How Revolut lost $23 million to a vulnerability in its system


Revolut has lost $23 million as cybercriminals have exploited a bug in the bank’s operation.

Revolut is one of the most popular and successful digital banking apps on the market. It offers its users a free Visa card, with which they can pay in any currency without commissions, and a series of innovative and attractive financial services.

However, the company has recently suffered a serious security incident that has cost it 23 million dollars. This situation occurred in 2021, but it has not been until now in the middle of 2023 that what has happened has been made public.

According to a Financial Times investigationRevolut was hacked in early 2021 by a group of cybercriminals that took advantage of a failure in their payment systems to make refunds after having made rejected transactions.

These refunds were then withdrawn by cybercriminals at ATMs, causing Revolut to lose this money. Furthermore, these criminal groups had started inciting more groups to make high-value purchases and then withdraw erroneous refunds.

The Revolut hack: what happened and how it was discovered

Despite recovering a very small fraction of that money by tracking down some of those involved, the fintech lost some $23 million net, equal to almost two-thirds of its annual net profit in 2021.

The flaw was first detected in late 2021 and escalated in early 2022, when criminals encouraged customers to make very high purchases that would later be rejected. These payments would later be withdrawn in cash via ATM redemption.

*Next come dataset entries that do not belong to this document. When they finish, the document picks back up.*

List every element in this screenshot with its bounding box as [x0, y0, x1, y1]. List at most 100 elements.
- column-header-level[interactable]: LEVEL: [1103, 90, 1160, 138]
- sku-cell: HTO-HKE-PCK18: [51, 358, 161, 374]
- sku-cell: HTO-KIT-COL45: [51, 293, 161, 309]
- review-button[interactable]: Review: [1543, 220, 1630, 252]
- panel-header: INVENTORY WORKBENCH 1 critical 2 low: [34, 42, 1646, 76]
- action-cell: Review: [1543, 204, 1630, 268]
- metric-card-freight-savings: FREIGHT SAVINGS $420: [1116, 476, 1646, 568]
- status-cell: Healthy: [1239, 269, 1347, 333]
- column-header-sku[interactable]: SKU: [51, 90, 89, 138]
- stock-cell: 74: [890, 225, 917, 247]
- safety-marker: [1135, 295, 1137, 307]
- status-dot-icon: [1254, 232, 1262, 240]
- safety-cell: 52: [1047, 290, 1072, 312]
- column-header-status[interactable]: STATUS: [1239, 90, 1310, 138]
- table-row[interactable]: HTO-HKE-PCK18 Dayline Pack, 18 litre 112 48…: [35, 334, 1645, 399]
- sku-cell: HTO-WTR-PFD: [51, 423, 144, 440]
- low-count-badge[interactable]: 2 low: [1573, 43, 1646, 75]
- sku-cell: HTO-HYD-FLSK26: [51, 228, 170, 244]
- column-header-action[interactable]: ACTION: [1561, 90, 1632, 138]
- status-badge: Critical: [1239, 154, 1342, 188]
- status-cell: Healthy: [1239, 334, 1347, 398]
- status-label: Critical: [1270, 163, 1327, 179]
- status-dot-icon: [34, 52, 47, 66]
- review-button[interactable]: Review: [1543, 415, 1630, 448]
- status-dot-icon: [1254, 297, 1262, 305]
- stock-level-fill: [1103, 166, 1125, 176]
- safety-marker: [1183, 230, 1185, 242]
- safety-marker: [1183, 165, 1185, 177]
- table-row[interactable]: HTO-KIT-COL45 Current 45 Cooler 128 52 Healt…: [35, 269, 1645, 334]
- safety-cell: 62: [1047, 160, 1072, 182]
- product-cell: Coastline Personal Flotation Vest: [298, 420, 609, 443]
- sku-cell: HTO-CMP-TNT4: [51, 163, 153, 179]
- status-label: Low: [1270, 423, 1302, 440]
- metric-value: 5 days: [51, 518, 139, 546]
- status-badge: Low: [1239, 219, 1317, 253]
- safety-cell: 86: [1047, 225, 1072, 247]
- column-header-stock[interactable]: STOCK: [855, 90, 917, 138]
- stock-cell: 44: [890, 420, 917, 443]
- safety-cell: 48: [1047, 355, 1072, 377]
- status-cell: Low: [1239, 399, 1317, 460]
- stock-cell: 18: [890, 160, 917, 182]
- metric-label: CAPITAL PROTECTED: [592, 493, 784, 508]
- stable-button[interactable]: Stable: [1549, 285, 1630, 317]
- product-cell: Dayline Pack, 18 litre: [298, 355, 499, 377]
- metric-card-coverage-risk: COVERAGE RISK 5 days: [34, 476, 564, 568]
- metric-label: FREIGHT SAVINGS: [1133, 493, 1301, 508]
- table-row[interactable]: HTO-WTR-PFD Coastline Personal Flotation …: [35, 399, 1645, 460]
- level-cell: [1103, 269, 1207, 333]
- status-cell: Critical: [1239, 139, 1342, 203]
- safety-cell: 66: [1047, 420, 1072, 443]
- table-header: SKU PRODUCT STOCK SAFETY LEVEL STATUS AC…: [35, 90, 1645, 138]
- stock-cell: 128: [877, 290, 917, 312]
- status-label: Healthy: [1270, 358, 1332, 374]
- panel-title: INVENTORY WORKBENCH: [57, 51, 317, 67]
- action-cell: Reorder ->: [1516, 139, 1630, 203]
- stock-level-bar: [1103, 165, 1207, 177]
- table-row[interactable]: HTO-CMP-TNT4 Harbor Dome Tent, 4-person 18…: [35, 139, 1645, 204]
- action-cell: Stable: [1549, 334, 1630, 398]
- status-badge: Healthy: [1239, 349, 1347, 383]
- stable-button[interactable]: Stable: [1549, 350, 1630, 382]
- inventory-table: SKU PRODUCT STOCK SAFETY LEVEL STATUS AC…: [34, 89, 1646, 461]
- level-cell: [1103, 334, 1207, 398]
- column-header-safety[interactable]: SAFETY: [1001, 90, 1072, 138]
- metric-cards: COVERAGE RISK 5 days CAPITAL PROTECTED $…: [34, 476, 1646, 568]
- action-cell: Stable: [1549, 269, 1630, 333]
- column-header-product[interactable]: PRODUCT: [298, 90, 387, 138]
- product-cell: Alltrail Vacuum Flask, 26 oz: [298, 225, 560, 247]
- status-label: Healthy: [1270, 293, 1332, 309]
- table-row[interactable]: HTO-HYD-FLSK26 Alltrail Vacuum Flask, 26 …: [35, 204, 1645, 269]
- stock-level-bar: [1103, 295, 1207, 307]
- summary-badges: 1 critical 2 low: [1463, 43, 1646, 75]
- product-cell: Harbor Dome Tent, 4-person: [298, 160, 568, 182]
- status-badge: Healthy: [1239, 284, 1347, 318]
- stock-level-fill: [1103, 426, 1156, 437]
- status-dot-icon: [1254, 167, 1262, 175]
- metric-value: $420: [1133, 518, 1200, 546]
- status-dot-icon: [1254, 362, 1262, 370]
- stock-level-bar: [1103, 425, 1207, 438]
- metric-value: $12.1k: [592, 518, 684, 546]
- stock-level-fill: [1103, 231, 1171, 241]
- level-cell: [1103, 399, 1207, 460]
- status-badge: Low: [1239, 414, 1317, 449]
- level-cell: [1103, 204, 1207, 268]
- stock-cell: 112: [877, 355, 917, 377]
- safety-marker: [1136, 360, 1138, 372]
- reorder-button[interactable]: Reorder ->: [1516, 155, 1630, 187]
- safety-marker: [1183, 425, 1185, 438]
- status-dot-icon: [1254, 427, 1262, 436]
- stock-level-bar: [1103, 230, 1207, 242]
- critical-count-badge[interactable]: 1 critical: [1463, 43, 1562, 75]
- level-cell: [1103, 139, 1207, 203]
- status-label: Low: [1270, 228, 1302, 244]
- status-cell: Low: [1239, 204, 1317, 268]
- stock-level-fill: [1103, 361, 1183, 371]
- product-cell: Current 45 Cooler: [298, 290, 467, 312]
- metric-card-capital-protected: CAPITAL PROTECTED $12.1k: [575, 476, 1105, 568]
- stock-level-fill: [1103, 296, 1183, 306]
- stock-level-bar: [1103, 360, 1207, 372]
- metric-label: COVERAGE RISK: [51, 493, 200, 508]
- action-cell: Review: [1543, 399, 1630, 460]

The fraud came from Revolut’s own funds and not from customer accounts, according to anonymous sources. The fintech’s internal controls were unable to stop the massive theft, and the problem was discovered when a partner bank in the US alerted the entity that it had less cash than expected, the Financial Times reported.

Given the seriousness of the events, which affect the reputation and security of the company, no spokesperson for the financial company has wanted to comment or give explanations. The loss from theft was not specifically reflected in the 2021 results.

The company has also seen a number of high-level workers leave in recent months, including the chief executive of its British bank, James Radford, and chief financial officer, Mikko Salovaara. Joel Kass, HR director and head of banking products for the UK bank, will also be leaving soon.